Preclinical development of cancer vaccines

Triplex cell vaccine is a cancer immunopreventive cell vaccine that can prevent almost completely mammary tumor onset in HER-2/neu transgenic mice. A future translation of cancer immunoprevention from preclinical to clinical studies should take into account several aspects. The work reported in this thesis deals with the study of three of these aspects: vaccine schedule, activity in a therapeutic set-up and second-generation DNA vaccines.
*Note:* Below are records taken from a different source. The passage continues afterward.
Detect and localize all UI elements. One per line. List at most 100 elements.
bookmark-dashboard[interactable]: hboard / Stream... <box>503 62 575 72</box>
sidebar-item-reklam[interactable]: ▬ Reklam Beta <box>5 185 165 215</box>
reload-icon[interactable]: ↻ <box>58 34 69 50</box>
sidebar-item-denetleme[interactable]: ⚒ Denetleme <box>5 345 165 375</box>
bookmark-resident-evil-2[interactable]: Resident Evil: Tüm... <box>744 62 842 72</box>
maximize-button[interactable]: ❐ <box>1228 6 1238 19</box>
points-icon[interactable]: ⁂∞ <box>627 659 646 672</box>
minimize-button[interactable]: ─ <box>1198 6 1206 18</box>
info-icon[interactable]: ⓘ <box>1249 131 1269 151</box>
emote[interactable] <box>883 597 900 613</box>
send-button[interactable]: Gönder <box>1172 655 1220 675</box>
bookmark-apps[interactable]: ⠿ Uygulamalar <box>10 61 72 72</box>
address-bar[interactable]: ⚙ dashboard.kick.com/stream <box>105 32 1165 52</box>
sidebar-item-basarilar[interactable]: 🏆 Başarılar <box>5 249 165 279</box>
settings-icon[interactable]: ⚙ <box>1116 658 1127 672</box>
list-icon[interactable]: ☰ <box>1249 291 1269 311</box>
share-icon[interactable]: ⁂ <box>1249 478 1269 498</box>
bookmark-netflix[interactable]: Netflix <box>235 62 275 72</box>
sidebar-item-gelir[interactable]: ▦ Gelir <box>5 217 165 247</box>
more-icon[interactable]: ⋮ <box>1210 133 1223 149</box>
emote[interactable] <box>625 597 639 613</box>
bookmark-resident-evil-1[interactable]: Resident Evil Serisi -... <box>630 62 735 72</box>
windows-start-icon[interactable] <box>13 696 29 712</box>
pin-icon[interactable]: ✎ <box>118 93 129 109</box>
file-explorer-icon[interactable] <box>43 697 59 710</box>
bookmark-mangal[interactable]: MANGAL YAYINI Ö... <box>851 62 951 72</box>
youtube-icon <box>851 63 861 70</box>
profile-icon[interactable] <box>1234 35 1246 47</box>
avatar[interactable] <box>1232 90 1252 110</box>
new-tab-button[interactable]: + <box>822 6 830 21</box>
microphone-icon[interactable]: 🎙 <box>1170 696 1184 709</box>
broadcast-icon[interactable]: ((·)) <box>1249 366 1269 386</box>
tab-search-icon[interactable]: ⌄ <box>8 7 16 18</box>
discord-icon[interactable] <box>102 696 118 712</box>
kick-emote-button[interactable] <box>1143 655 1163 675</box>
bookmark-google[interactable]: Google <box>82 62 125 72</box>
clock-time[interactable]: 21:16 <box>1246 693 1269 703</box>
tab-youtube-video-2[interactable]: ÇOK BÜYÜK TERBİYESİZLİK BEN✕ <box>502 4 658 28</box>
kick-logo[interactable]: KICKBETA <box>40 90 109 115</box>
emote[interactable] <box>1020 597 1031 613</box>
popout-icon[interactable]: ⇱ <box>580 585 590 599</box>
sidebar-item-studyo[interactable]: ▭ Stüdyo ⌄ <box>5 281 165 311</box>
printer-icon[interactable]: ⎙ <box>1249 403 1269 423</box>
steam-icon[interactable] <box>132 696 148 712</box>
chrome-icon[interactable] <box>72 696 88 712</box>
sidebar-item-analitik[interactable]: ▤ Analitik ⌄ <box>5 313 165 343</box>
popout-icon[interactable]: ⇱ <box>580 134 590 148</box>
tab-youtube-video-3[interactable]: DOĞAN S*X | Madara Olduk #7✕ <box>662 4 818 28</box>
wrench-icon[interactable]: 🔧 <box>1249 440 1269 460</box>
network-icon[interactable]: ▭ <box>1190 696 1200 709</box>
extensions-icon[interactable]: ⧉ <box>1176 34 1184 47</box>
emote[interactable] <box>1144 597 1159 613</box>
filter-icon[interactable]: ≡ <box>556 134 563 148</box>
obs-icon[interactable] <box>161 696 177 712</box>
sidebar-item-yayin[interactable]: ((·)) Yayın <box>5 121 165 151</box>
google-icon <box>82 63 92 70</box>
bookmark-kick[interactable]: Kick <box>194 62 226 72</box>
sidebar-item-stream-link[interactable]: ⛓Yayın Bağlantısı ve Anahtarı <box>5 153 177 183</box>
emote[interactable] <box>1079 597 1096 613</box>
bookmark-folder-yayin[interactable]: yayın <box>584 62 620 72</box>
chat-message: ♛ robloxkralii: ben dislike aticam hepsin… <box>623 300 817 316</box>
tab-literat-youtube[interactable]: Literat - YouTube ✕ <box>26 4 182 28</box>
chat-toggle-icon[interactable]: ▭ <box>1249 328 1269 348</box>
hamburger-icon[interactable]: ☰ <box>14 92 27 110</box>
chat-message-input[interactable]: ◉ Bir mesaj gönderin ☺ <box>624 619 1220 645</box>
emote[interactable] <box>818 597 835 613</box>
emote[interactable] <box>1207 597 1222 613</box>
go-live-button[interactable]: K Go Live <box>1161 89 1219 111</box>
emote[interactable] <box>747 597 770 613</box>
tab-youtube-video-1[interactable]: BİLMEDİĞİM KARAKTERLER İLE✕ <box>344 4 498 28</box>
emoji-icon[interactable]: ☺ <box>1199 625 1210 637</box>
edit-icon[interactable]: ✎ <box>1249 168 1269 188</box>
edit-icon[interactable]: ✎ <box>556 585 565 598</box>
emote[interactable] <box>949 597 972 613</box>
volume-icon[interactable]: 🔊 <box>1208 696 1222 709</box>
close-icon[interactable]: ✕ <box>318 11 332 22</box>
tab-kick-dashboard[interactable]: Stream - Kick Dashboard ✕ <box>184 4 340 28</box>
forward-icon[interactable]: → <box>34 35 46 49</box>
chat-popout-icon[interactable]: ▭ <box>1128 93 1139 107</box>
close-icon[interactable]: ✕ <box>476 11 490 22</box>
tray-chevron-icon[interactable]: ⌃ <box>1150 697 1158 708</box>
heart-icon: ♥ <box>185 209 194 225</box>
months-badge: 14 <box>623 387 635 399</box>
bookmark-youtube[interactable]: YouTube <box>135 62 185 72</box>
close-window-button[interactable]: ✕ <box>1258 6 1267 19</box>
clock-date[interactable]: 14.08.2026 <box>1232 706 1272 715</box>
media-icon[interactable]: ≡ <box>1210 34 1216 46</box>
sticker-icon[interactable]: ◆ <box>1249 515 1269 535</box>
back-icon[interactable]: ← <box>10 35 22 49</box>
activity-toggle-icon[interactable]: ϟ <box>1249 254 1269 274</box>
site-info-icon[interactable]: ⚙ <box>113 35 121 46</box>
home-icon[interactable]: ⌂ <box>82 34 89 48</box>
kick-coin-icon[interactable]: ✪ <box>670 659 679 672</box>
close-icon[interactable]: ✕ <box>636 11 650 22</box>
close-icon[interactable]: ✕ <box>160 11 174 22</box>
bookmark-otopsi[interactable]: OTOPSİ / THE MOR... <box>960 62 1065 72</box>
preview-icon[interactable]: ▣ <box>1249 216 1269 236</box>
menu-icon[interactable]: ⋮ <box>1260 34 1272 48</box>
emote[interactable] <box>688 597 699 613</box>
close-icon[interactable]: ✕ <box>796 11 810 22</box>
An important element in determining human acceptance and compliance of a treatment protocol is the number of vaccinations. In order to improve the vaccination schedule a minimal protocol was searched, i.e. a schedule consisting of a lower number of administrations than standard protocol but with a similar efficacy. A candidate optimal protocol was identified by the use of an in silico model, SimTriplex simulator. The in vivo test of this schedule in HER-2/neu transgenic mice only partially confirmed in silico predictions. This result shows that in silico models have the potential ability to aid in searching of optimal treatment protocols, provided that they will be further tuned on experimental data. As a further result this preclinical study highlighted that kinetic of antibody response plays a major role in determining cancer prevention, leading to the hypothesis of a threshold that must be reached rapidly and maintained lifetime. Early clinical trials would be performed in a therapeutic, rather than preventive, setting. Thus, the activity of Triplex vaccine was investigated against experimental lung metastases in HER-2/neu transgenic mice in order to evaluate if the immunopreventive Triplex vaccine could be effective also against a pre-existing tumor mass. This preclinical model of aggressive metastatic development showed that the vaccine was an efficient treatment also 4 for the cure of micrometastases. However the immune mechanisms activated against tumor mass were not antibody dependent, i.e. different from those preventing the onset of primary mammary carcinoma. DNA vaccines could be more easily used than cellular ones. A second generation of Triplex vaccine based on DNA plasmids was evaluated in an aggressive preclinical model (BALBp53neu female mice) and compared with the preventive ability of cellular Triplex vaccine. It was observed that Triplex DNA vaccine was as effective as Triplex cell vaccine, exploiting a more restricted immune stimulation.